In June 2014, Seattle became the first major U.S. city to pass legislation that will lead to a $15-per-hour wage. In November, San Francisco followed suit. Now Los Angeles has joined in. As The Washington Post observed, the $15 minimum wage has become a national issue.

The cost of rent is at the crux of the fight for a much higher minimum wage. Across the country, rents keep going up. In Seattle and many other cities, the increases have been astronomical. The minimum wage has not kept up with the rising rents.

I looked at data for Seattle and a selection of 14 other cities around the U.S. Based on my analysis, in 14 of the cities — including Seattle — full-time, minimum-wage workers don’t earn enough to rent even a modest apartment.

But the data also show how the impact of raising the minimum to $15 in cities across the country would be profound. It could mean the difference in being able to comfortably afford what is easily the single biggest expense for minimum-wage workers: rent.

Before I get into the data, let me tell you about someone who understands this issue first hand.

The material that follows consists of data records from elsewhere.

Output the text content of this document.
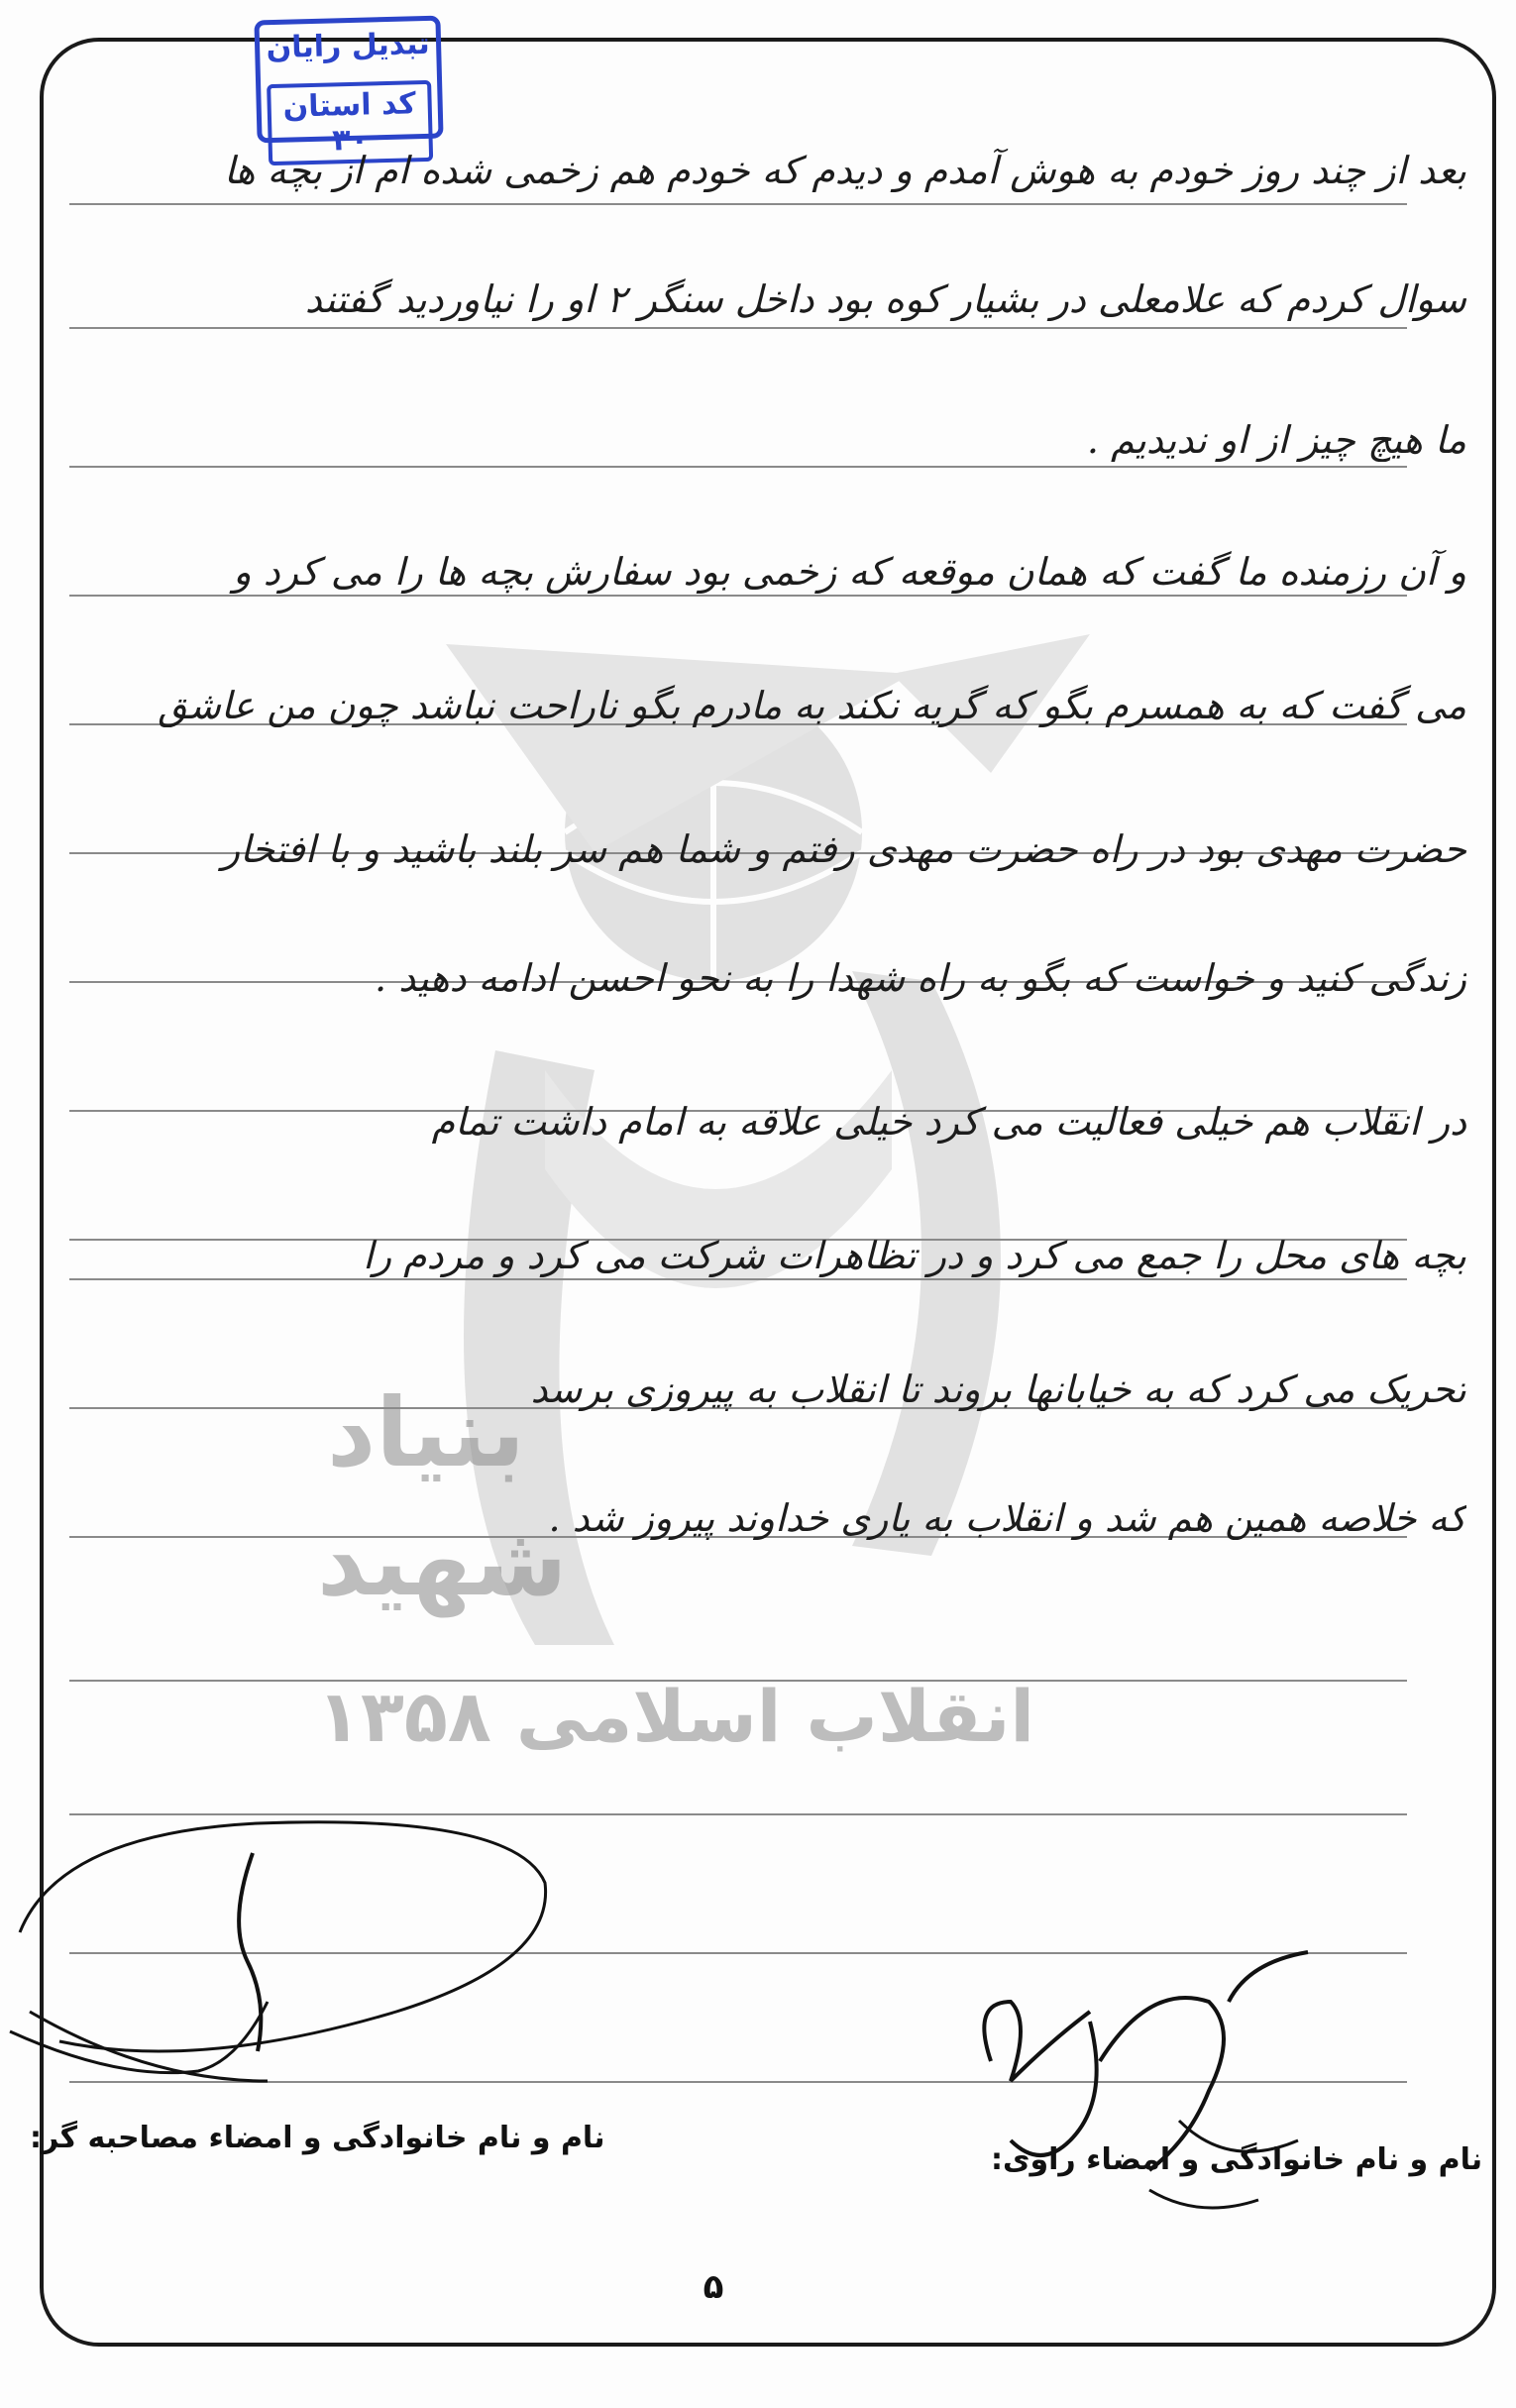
بنیاد
شهید
انقلاب اسلامی ۱۳۵۸
تبدیل رایان
کد استان ۳۰
بعد از چند روز خودم به هوش آمدم و دیدم که خودم هم زخمی شده ام از بچه ها
سوال کردم که علامعلی در بشیار کوه بود داخل سنگر ۲ او را نیاوردید گفتند
ما هیچ چیز از او ندیدیم .
و آن رزمنده ما گفت که همان موقعه که زخمی بود سفارش بچه ها را می کرد و
می گفت که به همسرم بگو که گریه نکند به مادرم بگو ناراحت نباشد چون من عاشق
حضرت مهدی بود در راه حضرت مهدی رفتم و شما هم سر بلند باشید و با افتخار
زندگی کنید و خواست که بگو به راه شهدا را به نحو احسن ادامه دهید .
در انقلاب هم خیلی فعالیت می کرد خیلی علاقه به امام داشت تمام
بچه های محل را جمع می کرد و در تظاهرات شرکت می کرد و مردم را
تحریک می کرد که به خیابانها بروند تا انقلاب به پیروزی برسد
که خلاصه همین هم شد و انقلاب به یاری خداوند پیروز شد .
نام و نام خانوادگی و امضاء مصاحبه گر:
نام و نام خانوادگی و امضاء راوی:
۵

Ben Kubilus, 31, is a minimum-wage worker in Seattle. A little more than a year ago, Kubilus took a $9.50-per-hour part-time job at a corner market on Capitol Hill. It was only supposed to be temporary. The recent University of Washington grad was just trying to earn a little extra income while he was looking for something better.

Sometimes, though, things don’t go according to plan.

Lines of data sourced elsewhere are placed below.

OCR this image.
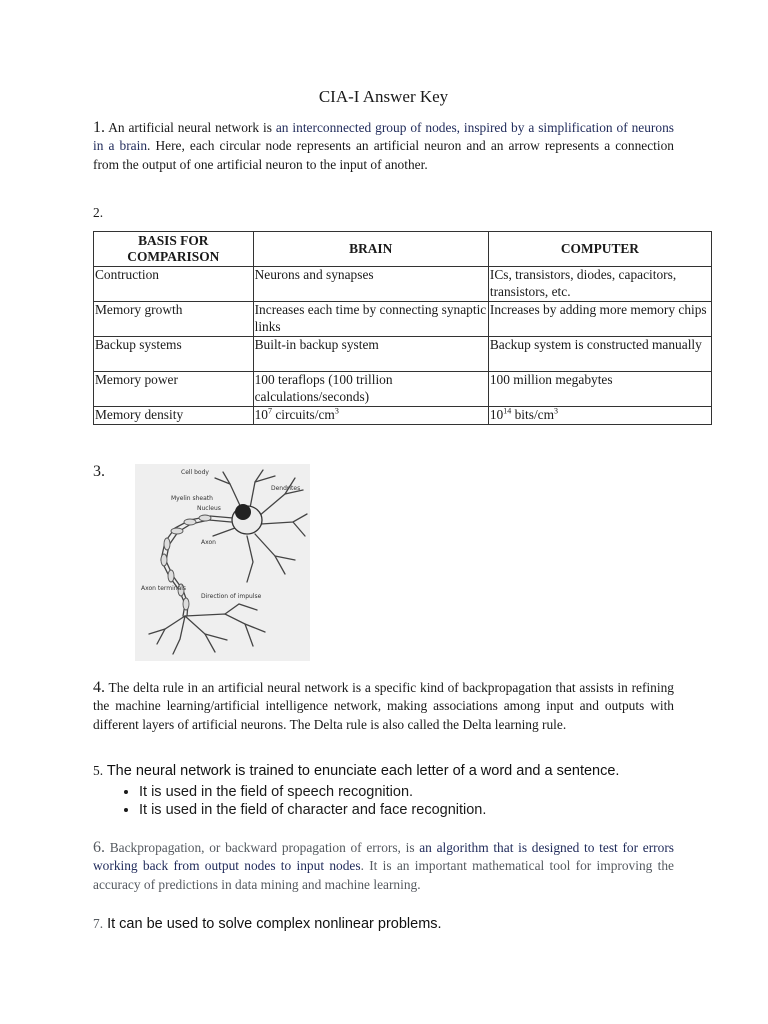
CIA-I Answer Key
1. An artificial neural network is an interconnected group of nodes, inspired by a simplification of neurons in a brain. Here, each circular node represents an artificial neuron and an arrow represents a connection from the output of one artificial neuron to the input of another.
2.
BASIS FOR COMPARISON	BRAIN	COMPUTER
Contruction	Neurons and synapses	ICs, transistors, diodes, capacitors, transistors, etc.
Memory growth	Increases each time by connecting synaptic links	Increases by adding more memory chips
Backup systems	Built-in backup system	Backup system is constructed manually
Memory power	100 teraflops (100 trillion calculations/seconds)	100 million megabytes
Memory density	$10^7$ circuits/$cm^3$	$10^{14}$ bits/$cm^3$
3.	Cell body
Dendrites
Myelin sheath
Nucleus
Axon
Axon terminals
Direction of impulse
4. The delta rule in an artificial neural network is a specific kind of backpropagation that assists in refining the machine learning/artificial intelligence network, making associations among input and outputs with different layers of artificial neurons. The Delta rule is also called the Delta learning rule.
5. The neural network is trained to enunciate each letter of a word and a sentence.
• It is used in the field of speech recognition.
• It is used in the field of character and face recognition.
6. Backpropagation, or backward propagation of errors, is an algorithm that is designed to test for errors working back from output nodes to input nodes. It is an important mathematical tool for improving the accuracy of predictions in data mining and machine learning.
7. It can be used to solve complex nonlinear problems.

Shortly after he took the job, Kubilus and his wife split up. He found himself needing to pay rent on his own with very little income.

“Job hunting took a back seat,” he says.

His boss let him take on two more part-time shifts. For an entire year, Kubilus worked three shifts per day, seven days per week — that pencils out to 56 hours per week.

“My sanity really was at stake,” he says, but there was no other way he could keep up with his monthly rent. “I was barely scraping by, paycheck to paycheck — and only with the help of a credit card that I’m constantly catching back up on.”

Then, on April 1, the minimum wage increased to $11 per hour in Seattle, the first phased increase in the plan to eventually reach $15. For Kubilus, the bump in pay allowed him to take one day off per week for the first time in a year. “The pay increase offset the loss of hours,” he says.

A raise to $11 provided a significant benefit to Kubilus. So what would a raise to $15 do?

Let’s get back to the data.

In the chart, I used census data to find the cost of an apartment unit renting at the 25th percentile in each city — in other words, what could be considered a cheap apartment. I used these figures because someone making minimum wage is, for obvious reasons, likely to live in the least-expensive apartment available. For the city of Seattle, rent at the 25th percentile is $804 — significantly lower than what is considered fair-market rent. (In cities with large numbers of rent-regulated units — New York and San Francisco — rent at the 25th percentile is much lower than market rate.)

Among the cities in the group, Birmingham, Ala., is the only one where a full-time worker making the current minimum wage would devote less than 30 percent of income toward rent, which is the commonly accepted threshold for being “rent burdened.” In all the other cities, even a cheap apartment would devour an enormous portion of monthly earnings — 40 percent or higher.

This is the current situation for many low-income workers. It forces them to look for the cheapest apartments, which are typically far away from their jobs. That makes for long commutes and adds more transportation costs.

But with an increase to $15 per hour, an inexpensive apartment becomes affordable in all but five of the cities in this group. Seattle is one of those five — rent would eat up 33 percent of income at a $15 wage. But still, that is a much more reasonable level of rent burden than the 45 percent under the current minimum. Even in the most expensive cities, with a $15 wage, rent for a cheap apartment dips well below 40 percent of income.

And when workers have that extra breathing room, the repercussions can be far-reaching. For Ben Kubilus, that one day off per week that he is now able to take did more than just allow him to relax a little. He used that free time to look for a better job.

“I had an interview two weeks ago,” he tells me. “They’re waiting on references.”